Starting a new business can be an exciting, but overwhelming time. To up your chances of success, think about these important factors.

1. Decide on a business idea

Every successful business venture begins with a good idea. There are two types of businesses that you can explore – service or product. Service-based businesses typically involve the “selling of skills, competencies and resources”. Some examples are plumbing repair companies, business coaches and personal training services. Product-based businesses sell a physical, tangible product. Food items, clothing and makeup and beauty products are examples of product-based businesses.

There are various ways to go about finding a good business idea. Some entrepreneurs are inspired by their environment and are able to identify where the biggest needs lie, while others spot a gap in the market for a particular product or service.

Looking for a business idea? Download 25+ business ideas for all industries in South Africa. 

2. Conduct market research

A key factor to consider when starting your new business is whether the business solves a problem. Validating your business idea can save you both time and money by ensuring that you are selling the right product or service.

Tanya Haffern, author and wealth coach, in the article ‘South African Entrepreneurs Share What They Wish They Had Known Before Starting a Business’ advises entrepreneurs to get feedback from potential customers as early as possible.

“It is important to take a product or service to the market before launching – test the idea, test the demand before you put too much time and effort into it. It is a lot easier going about it the other way, check the demand first and then if there is demand, go ahead and create the product or service.”

3. Secure startup funding

Most businesses will require some sort of startup capital. The amount and type of funding will depend on the nature of the business and its requirements. There are several funding options available to entrepreneurs in South Africa. The more traditional options for financing your business are bank loans and development funding such as government grants. Alternatively, entrepreneurs can consider crowdfunding. In South Africa, however, most new entrepreneurs bootstrap their businesses and use their income and savings to fund their new businesses.

4. Meet your legal requirements

Starting a business comes with legal obligations that all business owners should be aware of. All businesses need to be registered with the Companies and Intellectual Property Commission (CIPC).

There are many benefits to registering your business, including adding credibility to your name. Registering your business also affords you certain protection and access to opportunities.

As a business owner, you will also have to register with SARS as a provisional taxpayer. You must collect and pay VAT if your business has an annual turnover over R1 million. Businesses with a turnover of less than R1 million per annum qualify for turnover tax which is a simplified tax system introduced to reduce the cost of compliance for small businesses.

5. Master your sales processes

Regardless of your area of expertise, one of the most important skills required to succeed in business is selling.

According to Mike Anderson, founder and CEO of the National Small Business Chamber, one of the biggest mistakes business owners make is forgetting that they are key to making sales.

“Business owners most often outsource this function within the business when they should, in fact, be the primary ‘rainmaker’ – the person who secures many clients and brings in profitable sales.
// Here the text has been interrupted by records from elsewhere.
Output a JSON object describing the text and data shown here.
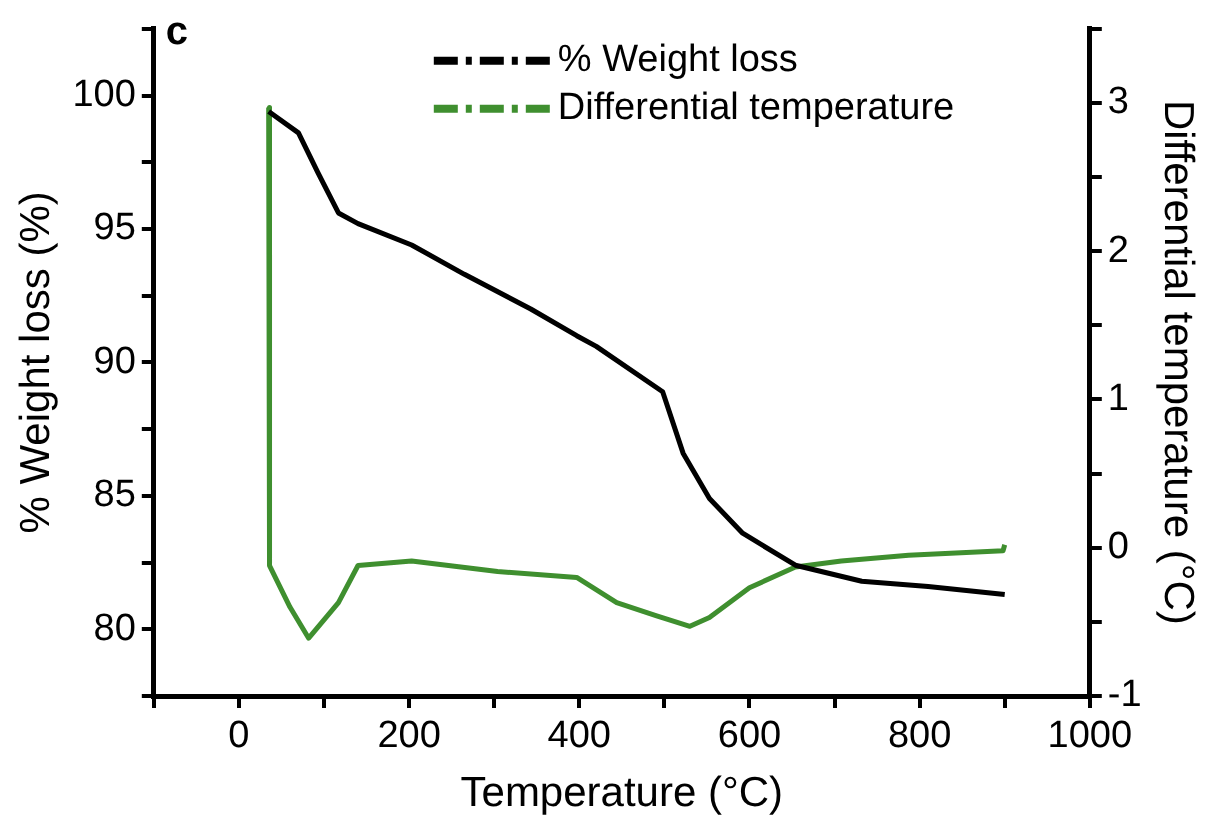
{
  "chart_data": {
    "type": "line",
    "xlabel": "Temperature (°C)",
    "ylabel": "% Weight loss (%)",
    "y2label": "Differential temperature (°C)",
    "annotations": [
      "c"
    ],
    "xlim": [
      -100,
      1000
    ],
    "xticks": [
      {
        "value": -100,
        "label": null
      },
      0,
      {
        "value": 100,
        "label": null
      },
      200,
      {
        "value": 300,
        "label": null
      },
      400,
      {
        "value": 500,
        "label": null
      },
      600,
      {
        "value": 700,
        "label": null
      },
      800,
      {
        "value": 900,
        "label": null
      },
      1000
    ],
    "ylim": [
      77.5,
      102.5
    ],
    "yticks": [
      {
        "value": 77.5,
        "label": null
      },
      80,
      {
        "value": 82.5,
        "label": null
      },
      85,
      {
        "value": 87.5,
        "label": null
      },
      90,
      {
        "value": 92.5,
        "label": null
      },
      95,
      {
        "value": 97.5,
        "label": null
      },
      100,
      {
        "value": 102.5,
        "label": null
      }
    ],
    "y2lim": [
      -1,
      3.5
    ],
    "y2ticks": [
      -1,
      {
        "value": -0.5,
        "label": null
      },
      0,
      {
        "value": 0.5,
        "label": null
      },
      1,
      {
        "value": 1.5,
        "label": null
      },
      2,
      {
        "value": 2.5,
        "label": null
      },
      3,
      {
        "value": 3.5,
        "label": null
      }
    ],
    "grid": false,
    "legend": "top right",
    "marker": "none",
    "line_style": "solid",
    "series": [
      {
        "name": "% Weight loss",
        "color": "#000000",
        "x": [
          35,
          70,
          93,
          117,
          140,
          203,
          265,
          343,
          397,
          420,
          498,
          522,
          553,
          592,
          654,
          732,
          810,
          900
        ],
        "values": [
          99.4,
          98.6,
          97.1,
          95.6,
          95.2,
          94.4,
          93.3,
          92.0,
          91.0,
          90.6,
          88.9,
          86.6,
          84.9,
          83.6,
          82.4,
          81.8,
          81.6,
          81.3
        ]
      },
      {
        "name": "Differential temperature",
        "color": "#3f8f2f",
        "axis": "y2",
        "x": [
          35,
          36,
          60,
          82,
          117,
          140,
          203,
          304,
          397,
          444,
          491,
          530,
          553,
          600,
          654,
          708,
          787,
          898,
          900
        ],
        "values": [
          2.97,
          -0.12,
          -0.4,
          -0.61,
          -0.37,
          -0.12,
          -0.09,
          -0.16,
          -0.2,
          -0.37,
          -0.46,
          -0.53,
          -0.47,
          -0.27,
          -0.13,
          -0.09,
          -0.05,
          -0.02,
          0.02
        ]
      }
    ]
  }
}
If the business owner has passion, perseverance and persistence, success is assured,”

Below are Anderson’s top negotiation hacks to ensure a win-win with your potential clients:

  • Think like a doctor – focus on taking their pain away.
  • Only talk to the decision-maker.
  • Be the last one to speak.
  • Be a great listener.
  • Know when to walk away.
  • Be on top of your knowledge.
  • Have the ability to solve a problem there and then.
  • Be able to make decisions quickly.
  • Have patience and composure during the process.
  • Be able to build a good rapport with your client or prospective client.